Les enseignements politiques de cette étude
Le succès de participation à l’élection présidentielle, même si elle décroit avec le temps, s’explique sans doute à la fois par le rôle politique central joué par le Président de la République dans nos institutions et par son mode de scrutin qui en fait le seul élu commun à tous les Français. Pour ces raisons, cette élection bénéficie d’une couverture médiatique qui contribue certainement, au-delà des enjeux eux-mêmes, à mobiliser l’électorat. L’élection législative ne bénéficie pas au plan local de la même couverture et le député ne jouit pas non plus de la même notoriété auprès des électeurs. Sans doute, l’inversion du calendrier électoral, qui fait de l’élection législative plus ou moins un vote de confirmation du résultat 40 jours plus tard, contribue-t-elle, avec la lassitude, à réduire la participation.

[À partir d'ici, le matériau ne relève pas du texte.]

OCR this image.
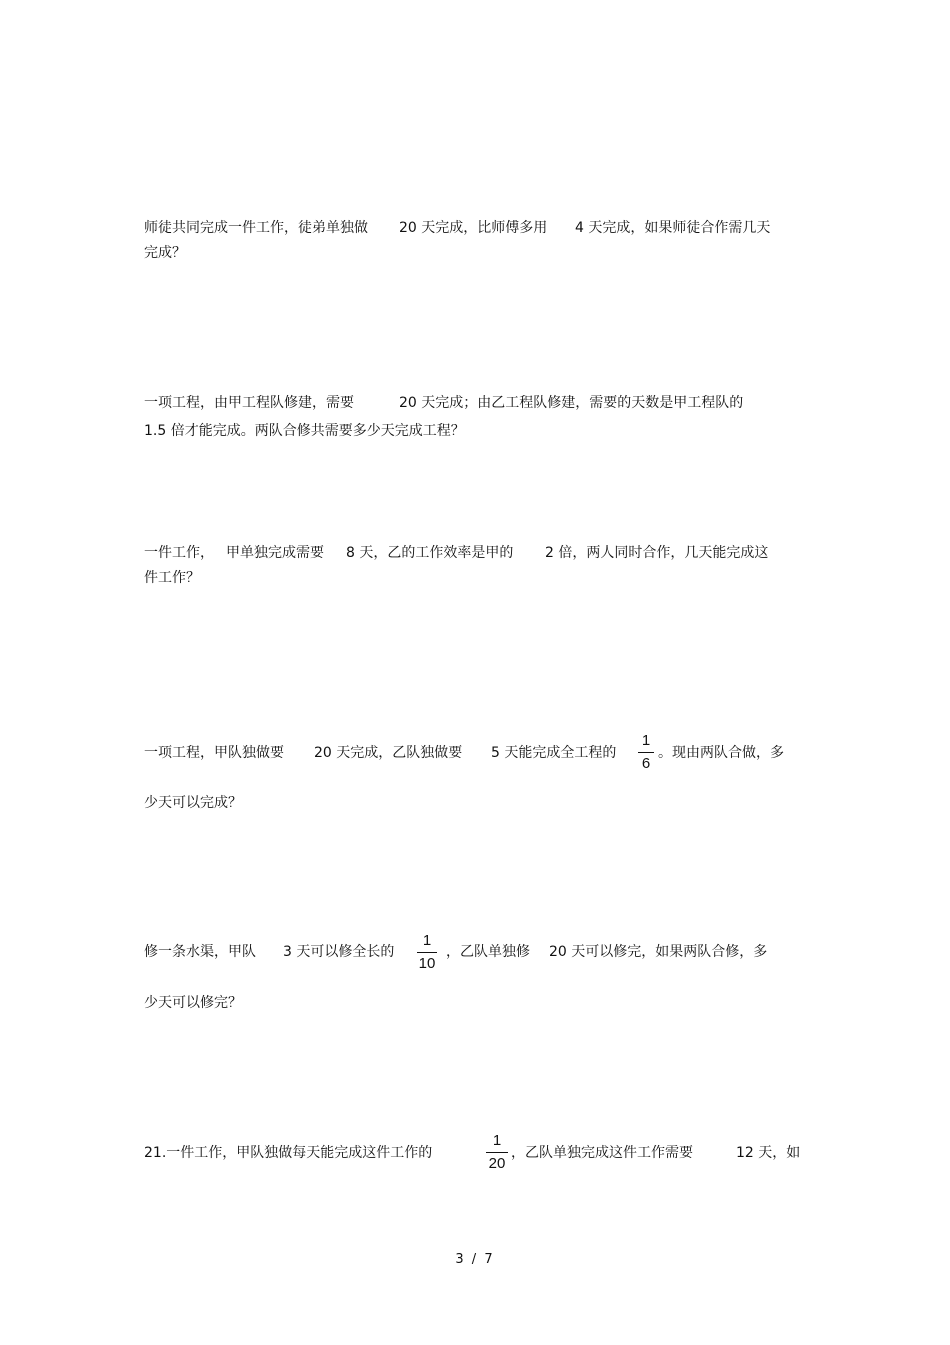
师徒共同完成一件工作，徒弟单独做 20 天完成，比师傅多用 4 天完成，如果师徒合作需几天
完成？
一项工程，由甲工程队修建，需要	20 天完成；由乙工程队修建，需要的天数是甲工程队的
1.5 倍才能完成。两队合修共需要多少天完成工程？
一件工作， 甲单独完成需要 8 天，乙的工作效率是甲的 2 倍，两人同时合作，几天能完成这
件工作？
一项工程，甲队独做要 20 天完成，乙队独做要 5 天能完成全工程的	。现由两队合做，多
1
6
少天可以完成？
修一条水渠，甲队 3 天可以修全长的	，乙队单独修 20 天可以修完，如果两队合修，多
1
10
少天可以修完？
21.一件工作，甲队独做每天能完成这件工作的	，乙队单独完成这件工作需要	12 天，如
1
20
3 / 7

Ceci dit, les enseignements sociologiques à retirer de cette étude de l’INSEE vont au-delà : on y voit émerger deux France : l’une plutôt adulte, relativement aisée et diplômée qui vote et une autre, aux deux extrémités de la pyramide des âges, en situation économique et sociale plus précaire et moins diplômée qui vote moins et de manière beaucoup plus intermittente. Cette observation ne peut qu’interroger sur la manière à la fois dont la politique est ainsi démocratiquement fondée mais aussi sur les moyens de sensibiliser les électeurs les plus éloignés à l’importance de leur rôle citoyen.